Clutch goals from Rose Lavelle and rookie Maycee Bell gave the Bats a 2-0 midweek win over San Diego on Wednesday, in a rematch of the 2024 Challenge Cup. Gotham's unbeaten streak dates all the way back to April, as rising availability and sharpened form have honed this year's superteam into a contender.

Bottom line? As the NWSL season passes the halfway mark, some matches might begin to feel more like playoff previews than mere regular season battles.

Chelsea Gray Returns From Injury in Aces Win Over Seattle

las vegas aces chelsea gray and kelsey plum celebrate a win over the seattle storm
Gray has been sidelined with a foot injury since the 2023 WNBA Finals. (Ethan Miller/Getty Images)

Chelsea Gray made her return to the basketball court on Wednesday, helping the Aces to a 94-83 win over the Seattle Storm. 

The lauded point guard missed the first 12 games of the season, having been injured in last year’s WNBA Finals.

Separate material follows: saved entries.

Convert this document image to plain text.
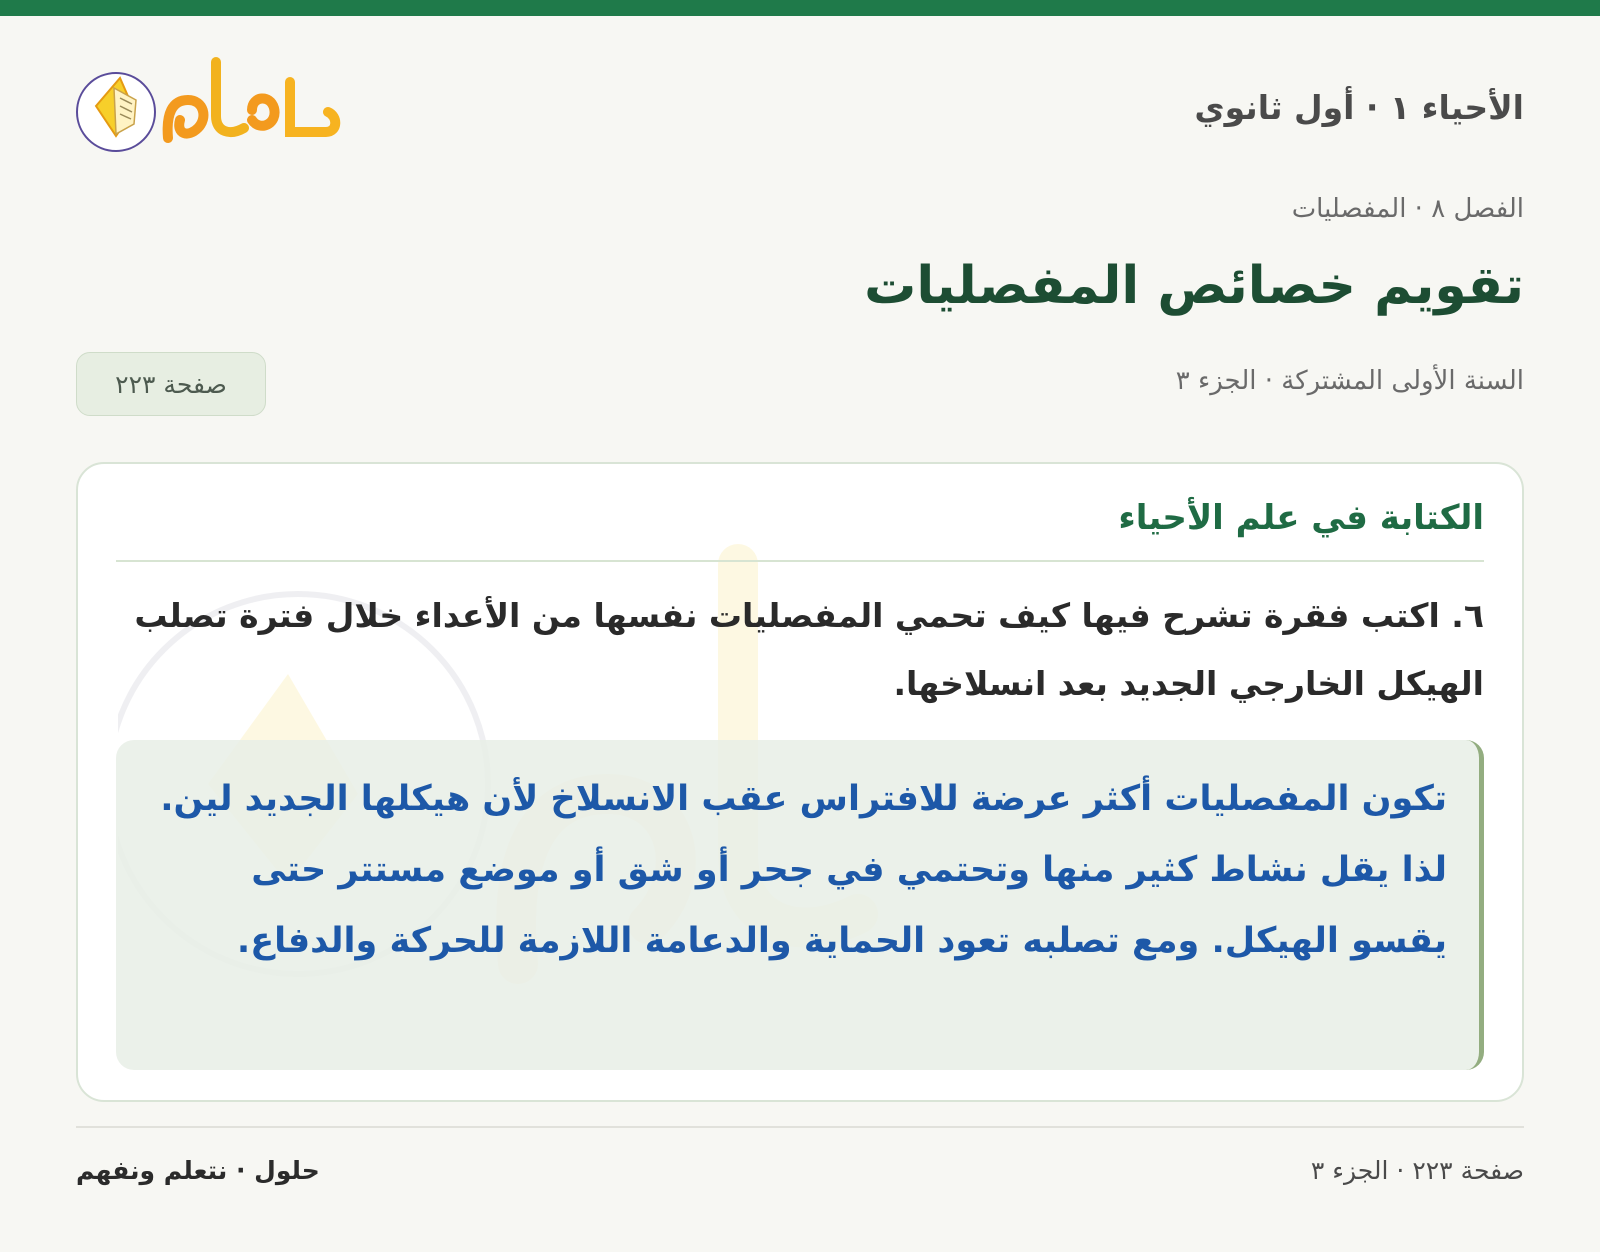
الأحياء ١ · أول ثانوي
الفصل ٨ · المفصليات
تقويم خصائص المفصليات
السنة الأولى المشتركة · الجزء ٣
صفحة ٢٢٣
الكتابة في علم الأحياء

٦. اكتب فقرة تشرح فيها كيف تحمي المفصليات نفسها من الأعداء خلال فترة تصلب الهيكل الخارجي الجديد بعد انسلاخها.

تكون المفصليات أكثر عرضة للافتراس عقب الانسلاخ لأن هيكلها الجديد لين. لذا يقل نشاط كثير منها وتحتمي في جحر أو شق أو موضع مستتر حتى يقسو الهيكل. ومع تصلبه تعود الحماية والدعامة اللازمة للحركة والدفاع.
صفحة ٢٢٣ · الجزء ٣
حلول · نتعلم ونفهم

The left foot injury caused her to miss Game 4 of the championship series, and she’s continued to rehab it through the beginning of the 2024 season. 

Her return on Wednesday was capitalized by the fact that she needed just 20 seconds to make an impact and record her first assist. While she finished with just one point, she had seven assists, four rebounds, and two blocks to go alongside it in 15:30 minutes. Gray's contributions on the night brought her career assist record up to 1,500.

"I probably went through every emotion leading up to today," Gray said after the game. "I was a little anxious all day. It's been a long time since I've been out on that court. But the fans were amazing from the time I came out to warm up to the time I checked in the game. It was a rush and a feeling I missed a lot."

It’s been a roller coaster of a season so far for Las Vegas, who have lost five of their last seven games. Gray, who averaged 15.3 points, 7.3 assists, and 4.0 rebounds in 2023, has proven herself a much-needed addition to the team’s lineup.

"Felt like my heart," Aces coach Becky Hammon said when asked how she felt hearing the crowd erupt for Gray's return. "She's the leader of our team. I thought she did a wonderful job too."